Saturday, March 30, 2013

Informed advice on consequences of plea: changing perceptions of fairness

Sometimes when judges make new rules they apply retrospectively to cases that have already been decided. Obviously this could cause chaos, so there are limitations that confine the situations in which this retrospectivity can apply. In the United States, as we saw here on 21 February 2008, the rule in Teague v Lane, 489 U.S. 228 (1989) recognises two exceptions to the general rule that decisions do not apply retrospectively: where laws proscribing conduct have been declared unconstitutional, and where new rules concern the fairness of trials. Teague has been applied recently in Chaidez v United States
USSC No 11-820, 20 February 2013.

In Chaidez the appellant sought application to her case of a rule that had been declared by the Supreme Court after the proceedings in her trial had been finalised. The rule is that counsel must advise a non-citizen client of the immigration status implications of a plea of guilty: Padilla v Kentucky, 559 U.S. 356 (2010). Ms Chaidez had not been advised that her permanent residency would be revoked and that she faced mandatory removal as a result of her guilty pleas and convictions for mail fraud charges that were classified as aggravated felonies.

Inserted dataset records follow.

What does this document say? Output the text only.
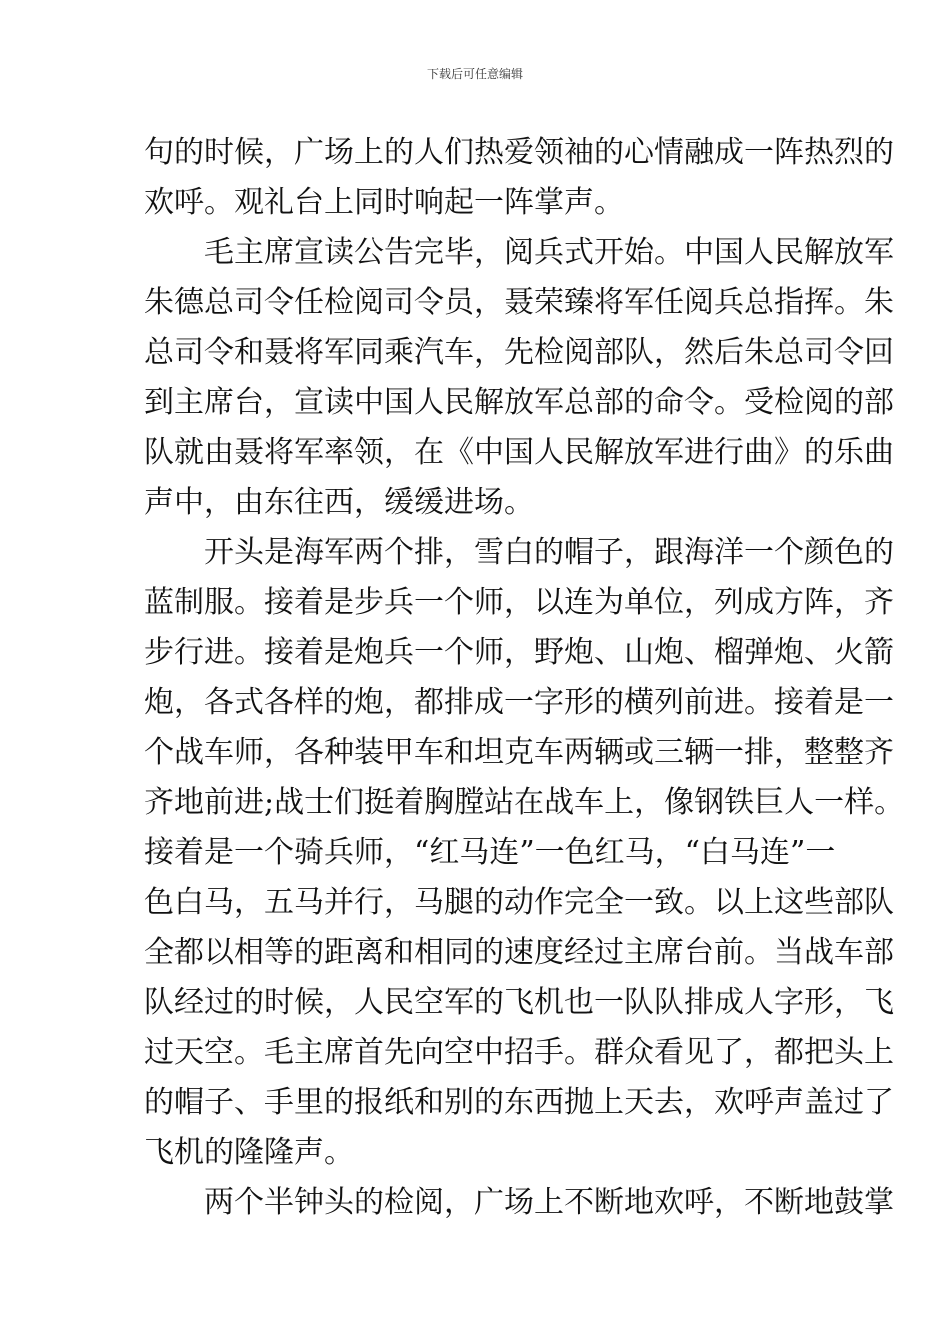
下载后可任意编辑
句的时候，广场上的人们热爱领袖的心情融成一阵热烈的
欢呼。观礼台上同时响起一阵掌声。
　　毛主席宣读公告完毕，阅兵式开始。中国人民解放军
朱德总司令任检阅司令员，聂荣臻将军任阅兵总指挥。朱
总司令和聂将军同乘汽车，先检阅部队，然后朱总司令回
到主席台，宣读中国人民解放军总部的命令。受检阅的部
队就由聂将军率领，在《中国人民解放军进行曲》的乐曲
声中，由东往西，缓缓进场。
　　开头是海军两个排，雪白的帽子，跟海洋一个颜色的
蓝制服。接着是步兵一个师，以连为单位，列成方阵，齐
步行进。接着是炮兵一个师，野炮、山炮、榴弹炮、火箭
炮，各式各样的炮，都排成一字形的横列前进。接着是一
个战车师，各种装甲车和坦克车两辆或三辆一排，整整齐
齐地前进;战士们挺着胸膛站在战车上，像钢铁巨人一样。
接着是一个骑兵师，“红马连”一色红马，“白马连”一
色白马，五马并行，马腿的动作完全一致。以上这些部队
全都以相等的距离和相同的速度经过主席台前。当战车部
队经过的时候，人民空军的飞机也一队队排成人字形，飞
过天空。毛主席首先向空中招手。群众看见了，都把头上
的帽子、手里的报纸和别的东西抛上天去，欢呼声盖过了
飞机的隆隆声。
　　两个半钟头的检阅，广场上不断地欢呼，不断地鼓掌
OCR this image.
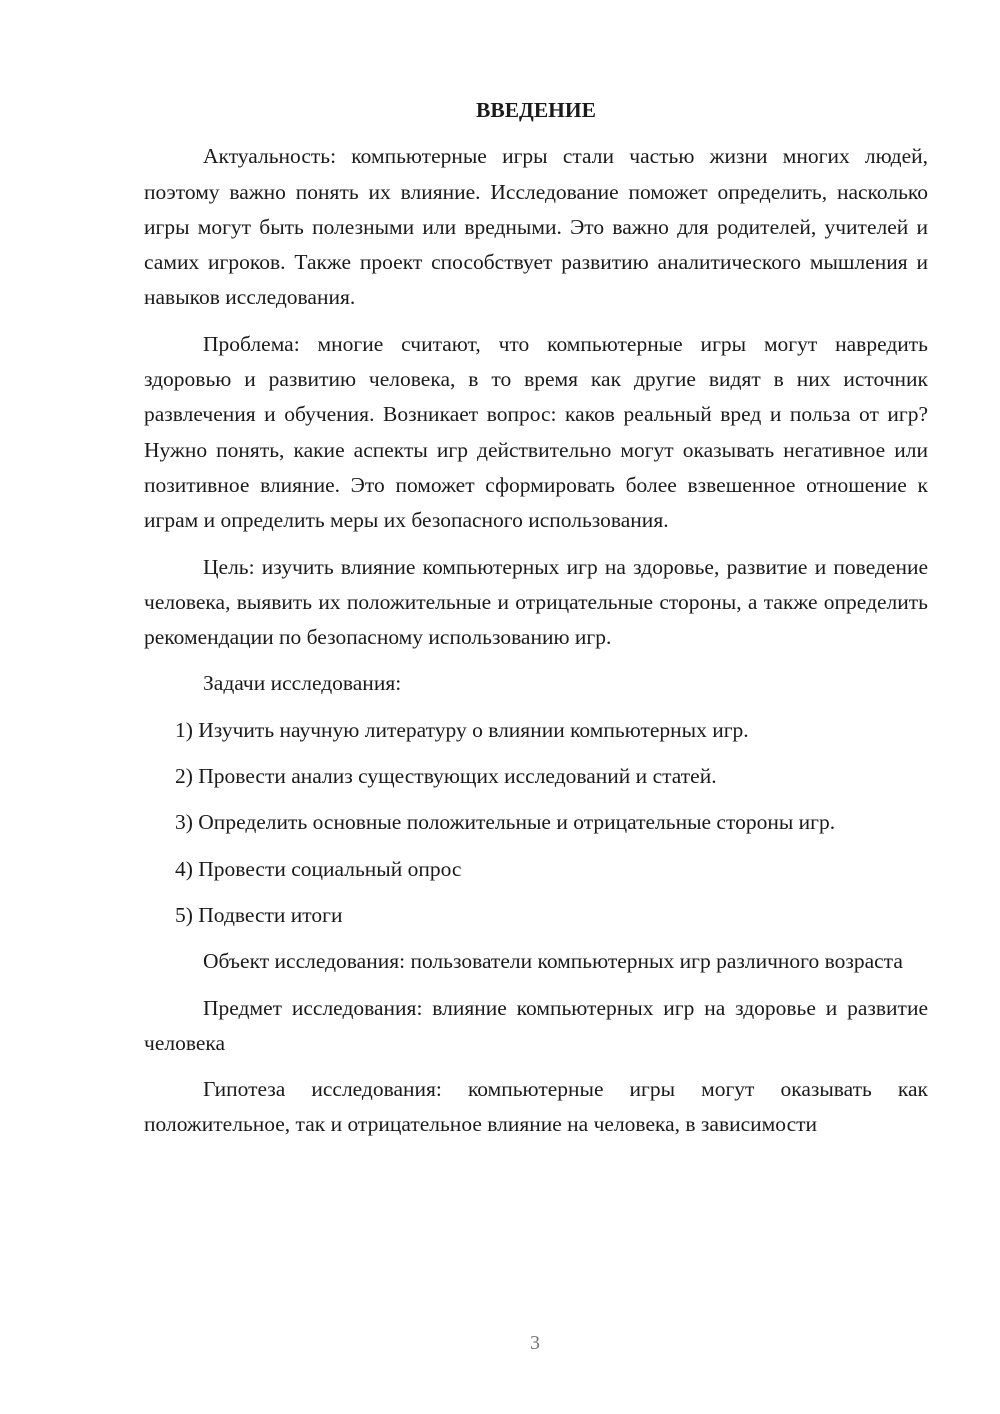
ВВЕДЕНИЕ

Актуальность: компьютерные игры стали частью жизни многих людей, поэтому важно понять их влияние. Исследование поможет определить, насколько игры могут быть полезными или вредными. Это важно для родителей, учителей и самих игроков. Также проект способствует развитию аналитического мышления и навыков исследования.

Проблема: многие считают, что компьютерные игры могут навредить здоровью и развитию человека, в то время как другие видят в них источник развлечения и обучения. Возникает вопрос: каков реальный вред и польза от игр? Нужно понять, какие аспекты игр действительно могут оказывать негативное или позитивное влияние. Это поможет сформировать более взвешенное отношение к играм и определить меры их безопасного использования.

Цель: изучить влияние компьютерных игр на здоровье, развитие и поведение человека, выявить их положительные и отрицательные стороны, а также определить рекомендации по безопасному использованию игр.

Задачи исследования:

1) Изучить научную литературу о влиянии компьютерных игр.

2) Провести анализ существующих исследований и статей.

3) Определить основные положительные и отрицательные стороны игр.

4) Провести социальный опрос

5) Подвести итоги

Объект исследования: пользователи компьютерных игр различного возраста

Предмет исследования: влияние компьютерных игр на здоровье и развитие человека

Гипотеза исследования: компьютерные игры могут оказывать как положительное, так и отрицательное влияние на человека, в зависимости

3
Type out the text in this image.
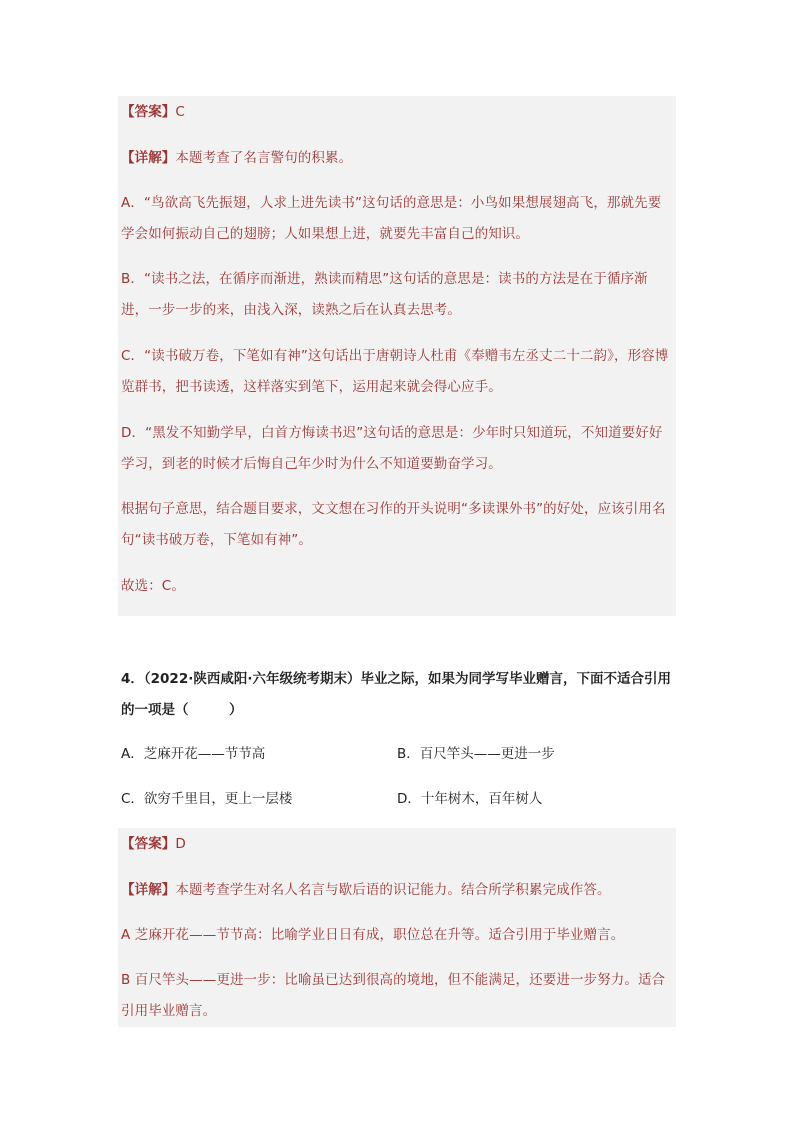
【答案】C

【详解】本题考查了名言警句的积累。

A．“鸟欲高飞先振翅，人求上进先读书”这句话的意思是：小鸟如果想展翅高飞，那就先要学会如何振动自己的翅膀；人如果想上进，就要先丰富自己的知识。

B．“读书之法，在循序而渐进，熟读而精思”这句话的意思是：读书的方法是在于循序渐进，一步一步的来，由浅入深，读熟之后在认真去思考。

C．“读书破万卷，下笔如有神”这句话出于唐朝诗人杜甫《奉赠韦左丞丈二十二韵》，形容博览群书，把书读透，这样落实到笔下，运用起来就会得心应手。

D．“黑发不知勤学早，白首方悔读书迟”这句话的意思是：少年时只知道玩，不知道要好好学习，到老的时候才后悔自己年少时为什么不知道要勤奋学习。

根据句子意思，结合题目要求，文文想在习作的开头说明“多读课外书”的好处，应该引用名句“读书破万卷，下笔如有神”。

故选：C。

4．（2022·陕西咸阳·六年级统考期末）毕业之际，如果为同学写毕业赠言，下面不适合引用的一项是（　　　）

A．芝麻开花——节节高	B．百尺竿头——更进一步

C．欲穷千里目，更上一层楼	D．十年树木，百年树人

【答案】D

【详解】本题考查学生对名人名言与歇后语的识记能力。结合所学积累完成作答。

A 芝麻开花——节节高：比喻学业日日有成，职位总在升等。适合引用于毕业赠言。

B 百尺竿头——更进一步：比喻虽已达到很高的境地，但不能满足，还要进一步努力。适合引用毕业赠言。
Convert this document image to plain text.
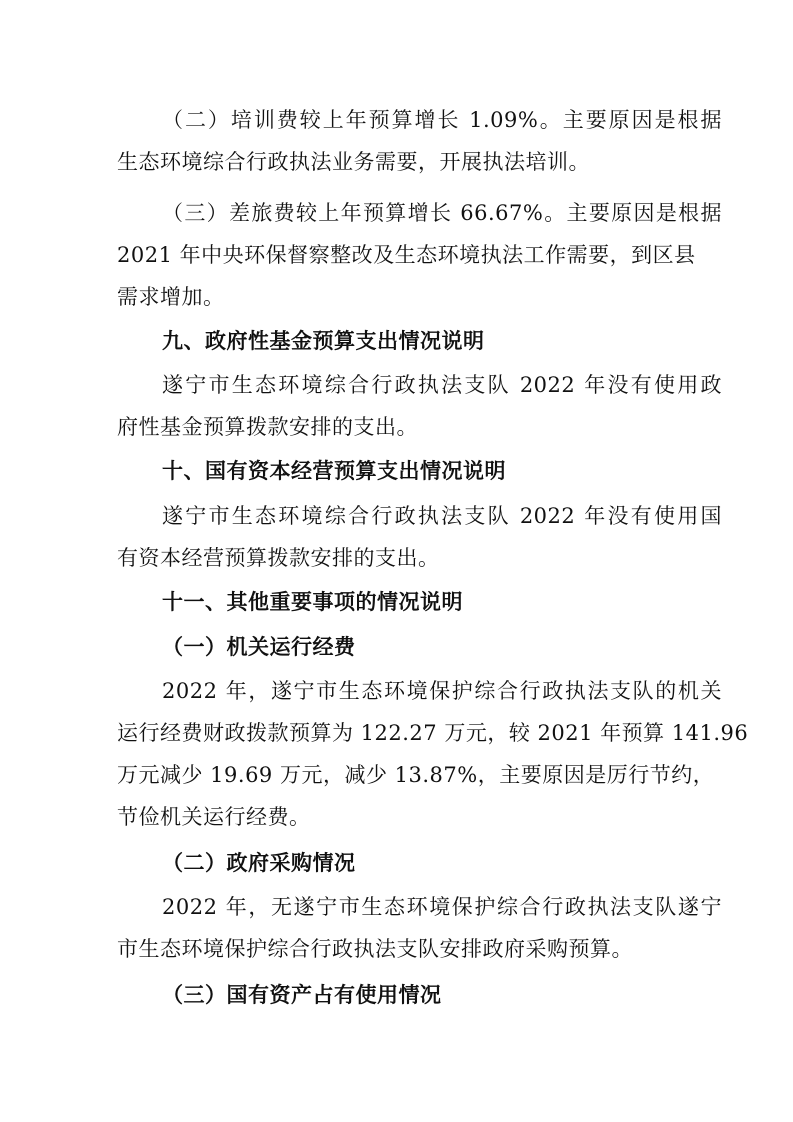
（二）培训费较上年预算增长 1.09%。主要原因是根据
生态环境综合行政执法业务需要，开展执法培训。
（三）差旅费较上年预算增长 66.67%。主要原因是根据
2021 年中央环保督察整改及生态环境执法工作需要，到区县
需求增加。
九、政府性基金预算支出情况说明
遂宁市生态环境综合行政执法支队 2022 年没有使用政
府性基金预算拨款安排的支出。
十、国有资本经营预算支出情况说明
遂宁市生态环境综合行政执法支队 2022 年没有使用国
有资本经营预算拨款安排的支出。
十一、其他重要事项的情况说明
（一）机关运行经费
2022 年，遂宁市生态环境保护综合行政执法支队的机关
运行经费财政拨款预算为 122.27 万元，较 2021 年预算 141.96
万元减少 19.69 万元，减少 13.87%，主要原因是厉行节约，
节俭机关运行经费。
（二）政府采购情况
2022 年，无遂宁市生态环境保护综合行政执法支队遂宁
市生态环境保护综合行政执法支队安排政府采购预算。
（三）国有资产占有使用情况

The Court held that the Padilla rule did not apply retrospectively.

This rather surprising result arose from what the majority regarded as the first issue which was whether advice about deportation came within the Sixth Amendment right to counsel. Does the right to counsel include the right to advice about a collateral matter – the consequences of a conviction on immigration status? Before Padilla the states had almost unanimously held that it does not. Padilla created a new rule for most jurisdictions. This new rule did not apply to Ms Chaidez's case because (the opinion of the Court is not clear on this but one can infer the reason) it did not, in terms of Teague, concern the fairness of the criminal proceedings against her.

Sotomayor J, joined by Ginsburg J, dissented. They reasoned that Padilla did not create a new rule but it merely applied the established rule that legal representation must be to a standard consistent with prevailing professional norms (Strickland v Washington, 466 U.S. 668 (1984)). Those norms had developed to require advice about the immigration implications of a guilty plea. Padilla did not apply a direct-or-collateral consequence approach to the Sixth Amendment, and Ms Chaidez's legal representation had fallen short of the required standard.

Outside the United States a retrospectivity issue of the kind that arose in Chaidez would probably be resolved by asking whether the defendant should have been advised of the consequences of conviction, including deportation. The rules of professional conduct should indicate the extent of a lawyer's obligation to advise a client of the consequences of a decision. For example, the Lawyers and Conveyancers Act (Lawyers: Conduct and Client Care) Rules 2008 [NZ], rule 13.13.1:

"When taking instructions from a client, including instructions on a plea and whether or not to give evidence, a defence lawyer must ensure that his or her client is fully informed on all relevant implications of his or her decision and the defence lawyer must then act in accordance with the client's instructions."

A retrospectivity issue would arise if standards had changed so that although advice on immigration status might not reasonably have been required to have been given at the time the client entered a guilty plea, it would be required now. This is an artificial issue here, as it has long been recognised that such advice must be given. But if there had been a change in this, so that "all relevant implications" now include the effect of a conviction on immigration status, would all defendants who had previously entered guilty pleas without that advice now be able to have their convictions quashed and their pleas re-taken?

While it is true that standards of fairness change over time, defendants who are still around to complain of treatment that by current standards was unfair are likely to have a remedy. See Krishna v The State (Trinidad and Tobago) [2011] UKPC 18, discussed here on 12 July 2011.